Paired Samples T-Test
What Is the Paired Samples T-Test?
The paired samples t-test (sometimes called the dependent samples t-test) is used when you measure the same group of people — or matched pairs — on two occasions or under two different conditions. Rather than comparing two separate groups, you are comparing two sets of scores that are linked because they come from the same individuals.
Why Do We Need It?
Imagine a clinical psychologist who wants to know whether a six-week mindfulness programme reduces anxiety. She measures the anxiety levels of 25 patients before the programme begins and again after it ends. Because the same patients provide both sets of scores, any differences between the "before" and "after" measurements cannot be explained by differences between people — each person acts as their own control. This is a classic scenario for the paired samples t-test.
If we ignored the pairing and used an independent samples t-test instead, we would treat the before and after scores as though they came from different people. That approach throws away valuable information. The paired design removes the variability that comes from individual differences (some people are naturally more anxious than others), which makes it easier to detect a genuine treatment effect. In statistical terms, pairing increases thepower of the test — its ability to find a real difference when one exists.
How Does It Work?
The first step is to calculate a difference score for every participant by subtracting their score in one condition from their score in the other. If the mindfulness programme has no effect, these difference scores should hover around zero. The paired samples t-test then asks whether the average of those difference scores is significantly different from zero.
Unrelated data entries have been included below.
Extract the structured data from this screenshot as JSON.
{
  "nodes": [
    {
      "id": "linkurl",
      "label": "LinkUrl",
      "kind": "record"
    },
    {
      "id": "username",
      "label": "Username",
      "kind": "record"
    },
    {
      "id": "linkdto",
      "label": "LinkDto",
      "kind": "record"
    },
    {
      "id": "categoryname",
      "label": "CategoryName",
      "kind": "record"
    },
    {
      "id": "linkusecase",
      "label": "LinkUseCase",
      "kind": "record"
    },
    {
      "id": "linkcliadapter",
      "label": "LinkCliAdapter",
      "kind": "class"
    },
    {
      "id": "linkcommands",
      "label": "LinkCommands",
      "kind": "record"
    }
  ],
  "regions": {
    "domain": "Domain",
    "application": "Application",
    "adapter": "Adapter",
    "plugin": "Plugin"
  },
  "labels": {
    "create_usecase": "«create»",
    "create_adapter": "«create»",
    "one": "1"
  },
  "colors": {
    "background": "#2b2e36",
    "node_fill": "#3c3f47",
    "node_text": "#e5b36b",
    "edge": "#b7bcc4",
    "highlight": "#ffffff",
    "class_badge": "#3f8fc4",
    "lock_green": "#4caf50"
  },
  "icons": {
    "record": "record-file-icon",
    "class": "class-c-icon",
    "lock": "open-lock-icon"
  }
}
The test produces a t-statistic, which is the mean difference divided by the standard error of those differences. A larger absolute t-value indicates that the average change is large relative to how much individual changes vary. Alongside the t-statistic you will get a p-value. If the p-value is less than your chosen significance level (commonly 0.05), you conclude that the difference is statistically significant — meaning it is unlikely to have occurred by chance.
What Does the Result Mean?
A significant result tells you that, on average, scores changed from one measurement to the next by more than you would expect from random variation alone. Going back to our example, if the psychologist finds a significant drop in anxiety scores, she has evidence that the programme is associated with reduced anxiety. A non-significant result means she cannot rule out that any observed change is simply due to chance.
As with all significance tests, the p-value does not tell you how large or meaningful the change is in practical terms. Reporting an effect size — such as Cohen's d calculated from the difference scores — helps convey the magnitude of the effect.
Key Assumptions
- Paired observations: Each score in one condition must be meaningfully linked to exactly one score in the other condition. This usually means the same person is measured twice, but it can also involve matched pairs (for example, twins assigned to different conditions).
- Normality of difference scores: The distribution of the difference scores should be approximately normal. The raw scores themselves do not need to be normal; what matters is that the differences are. With moderate to large sample sizes (around 30 or more pairs), the test is fairly robust to violations of this assumption.
- No extreme outliers: A single very unusual difference score can pull the mean difference strongly in one direction and distort the result. It is good practice to check for outliers before running the test.
When to Use It
Use the paired samples t-test whenever you are comparing two measurements that are linked. Common designs include before-and-after studies, cross-over trials where every participant experiences both treatments, and studies that use matched pairs. If the two sets of scores come from entirely different people with no pairing, you need an independent samples t-test instead. If you have three or more related measurements from the same subjects, you should look at a repeated measures ANOVA.
A Quick Example
A sports scientist measures the resting heart rate of 20 athletes before and after a 12-week training programme. Before training, the average heart rate is 72 beats per minute; after training it is 66. She calculates each athlete's difference score (before minus after), finds that the mean difference is 6 beats per minute, and runs a paired samples t-test. The result is t = 4.38 with a p-value of 0.0003. Because this p-value is well below 0.05, she concludes that the training programme significantly reduced resting heart rate.
The paired samples t-test is a simple yet powerful tool for before-and-after comparisons. By taking advantage of the natural link between paired observations, it gives you a sharper, more sensitive test than comparing two independent groups would.